Case 2 showing the facial petechiae and subconjunctival haemorrhages, typical of ligature strangulation.

Discussion

There are no similar reported cases of near asphyxiation of these widely available garden ties. Some reported cases of asphyxiation in children include accidental strangulation including drawstrings,1 car electric windows,2 and stroller prams.3 All these cases proved fatal.

Clinical features of ligature strangulation resemble those of non-judicial hanging as there is no significant drop involved and injury occurs secondary to compression of neck structures.
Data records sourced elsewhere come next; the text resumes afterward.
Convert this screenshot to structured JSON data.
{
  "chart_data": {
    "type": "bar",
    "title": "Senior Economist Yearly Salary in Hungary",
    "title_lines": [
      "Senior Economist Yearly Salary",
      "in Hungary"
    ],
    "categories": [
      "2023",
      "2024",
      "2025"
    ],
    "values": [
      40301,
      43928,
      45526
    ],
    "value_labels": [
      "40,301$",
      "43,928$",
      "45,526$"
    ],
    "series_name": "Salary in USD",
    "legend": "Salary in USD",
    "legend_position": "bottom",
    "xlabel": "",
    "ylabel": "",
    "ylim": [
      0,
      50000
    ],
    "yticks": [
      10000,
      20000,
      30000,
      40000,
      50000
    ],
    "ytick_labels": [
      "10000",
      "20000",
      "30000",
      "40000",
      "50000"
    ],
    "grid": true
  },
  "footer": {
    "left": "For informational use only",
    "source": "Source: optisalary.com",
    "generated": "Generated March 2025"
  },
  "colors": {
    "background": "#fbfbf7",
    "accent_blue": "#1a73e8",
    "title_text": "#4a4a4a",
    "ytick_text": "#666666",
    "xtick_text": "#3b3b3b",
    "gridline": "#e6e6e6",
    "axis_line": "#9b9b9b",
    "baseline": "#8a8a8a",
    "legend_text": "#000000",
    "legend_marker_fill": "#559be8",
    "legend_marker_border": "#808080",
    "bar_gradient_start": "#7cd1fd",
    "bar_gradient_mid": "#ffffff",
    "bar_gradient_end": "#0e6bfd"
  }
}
The features include marks around the neck from the device used for hanging as well as skin and subconjunctival petechial haemorrhages because of increased venous pressure.4 These are not invariable but were found in both cases presented here.

The treatment of both our patients was principally supportive with endotracheal intubation as necessary. Cervical spine injury has not been reported and is unlikely in ligature strangulation victims. As in one of our cases severe neurological deficit may be reversed and despite initial findings victims should be aggressively resuscitated.5

Our cases illustrate the inherent dangers of the non-releasing plastic garden tie. Their design means that even small children are able to manipulate them but once tight find it impossible to effect release. These ties are widely available in do it yourself stores and garden centres and can also be used for tying electrical flexes. The products we examined did not display any warnings on the packaging. Easy release versions of this product exist and, for the majority of purposes, a non-releasing tie is perhaps not the most practical design and adjustable ones would be more suitable.

Except when non-release is essential for security reasons outside the domestic setting, for example, clinical waste, we would strongly advocate the use of the releasable versions and recommend that non-releasing ties display a clear warning on their packaging to keep them out of the reach of children.